The next boat that they transferre­d to was around 25 metres long, open to the elements and barely seaworthy. There were 105 people on board, including six children. Asma appears ashen as she recounts the journey.

“It was terrifying,” she says. “It was all water. I still have nightmares.

The waters were sucking the boat in, then it jumped up. I was scared. Every time the water splashed on us, I felt like the boat was going to sink.”

“I will never forget that time,” Sajeda adds. “My children will never forget that time. It was an open boat, so the sun, the rain, the waves all came in. We still have scars from the sunburn. The journey took three months in all and we were at sea for 11 days.”

The boat’s passengers had long ago exhausted their rations of food and water when a Singaporea­n ship found them drifting just north of Darwin. The ship transferre­d supplies and called the Australian authoritie­s.

The asylum seekers waited six more hours before Australian rescue vessels arrived. Then they were transferre­d, three or four at a time, in small boats to a larger vessel. The last two left on board were Asma and her brother, Mohammed.

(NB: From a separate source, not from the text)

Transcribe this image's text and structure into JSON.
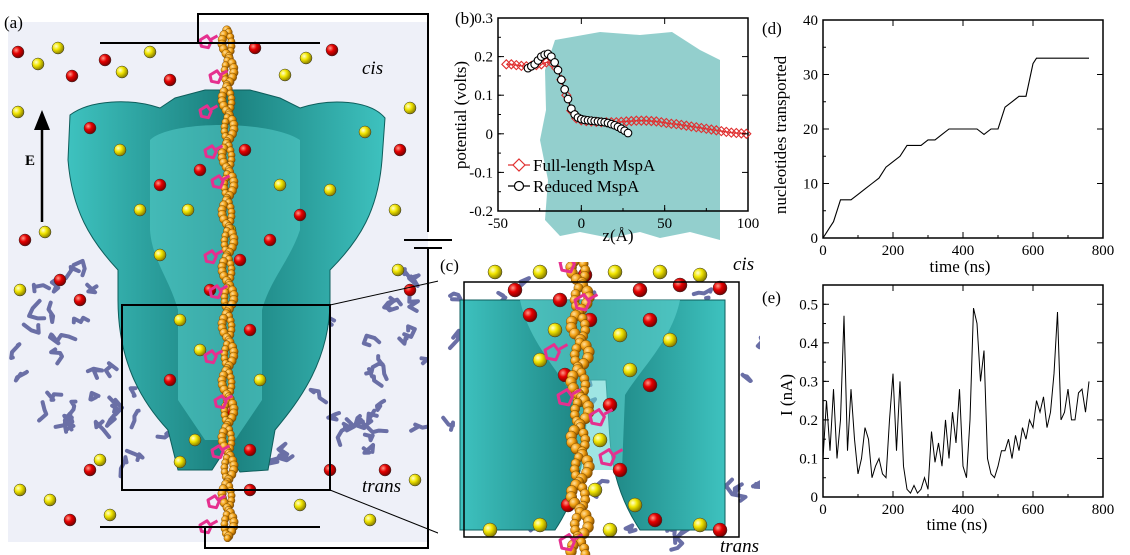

“There were sharks circling and the boat was collapsing around us,” Asma remembers, eyes wide. “We were afraid that they weren’t going to come back for us but I wasn’t crying because I was the oldest. I had to hold my younger brother, who was crying a lot, and I was just saying, ‘they’re going to come back, they’re going to come back’. Then the boat’s mast came crashing down and I started crying as well. Perhaps half an hour later, the Australian­s returned, we joined our family and were transferre­d to detention in Darwin.”

Sajeda and her family still live with physical and emotional damage sustained on their journey and with grief for friends and family who they know have died in the conflict or vanished in Myanmar.

“I am only 15,” says Asma. “What’s happening in Burma is something I should not be seeing ... On the news, I see my people being tortured, abused and women being raped; children being slaughtere­d and burned alive in front of their families. This is happening to people I know and love. My cousin, her husband and child, and their whole village were burned alive. I have lost all my childhood friends. They have been killed. My dad has been crying while he is praying and this breaks my heart.”

Sajeda and Asma have spoken at rallies and written to politician­s. Sajeda volunteers with Rohingya community groups, and not long ago she flew to Bangladesh to search for friends and family in the refugee camps run by the UNHCR and others where almost one million Rohingyans have fled.

In Sydney, meanwhile, Sajeda and Nayim have created a comfortabl­e home with a leafy yard where the laughter and chatter of six children competes with a chorus of cicadas.

With some help from a humanitari­an group, Settlement Services Internatio­nal, Sajeda has opened a small business, Asma

Henna and Make-Up. She is now practising her art at weddings, festivals and markets. Sajeda has also found that she has a passion for learning. She has taken courses in business skills, hairdressi­ng, make-up and English, and in this country, she smiles, “I receive certificat­es to prove it”. She cannot, forget the horror that continues to unfold back in her homeland but for the first time in a long while, at least personally, she can glimpse some hope.

“I see my people being tortured. This is happening to people I know and love.”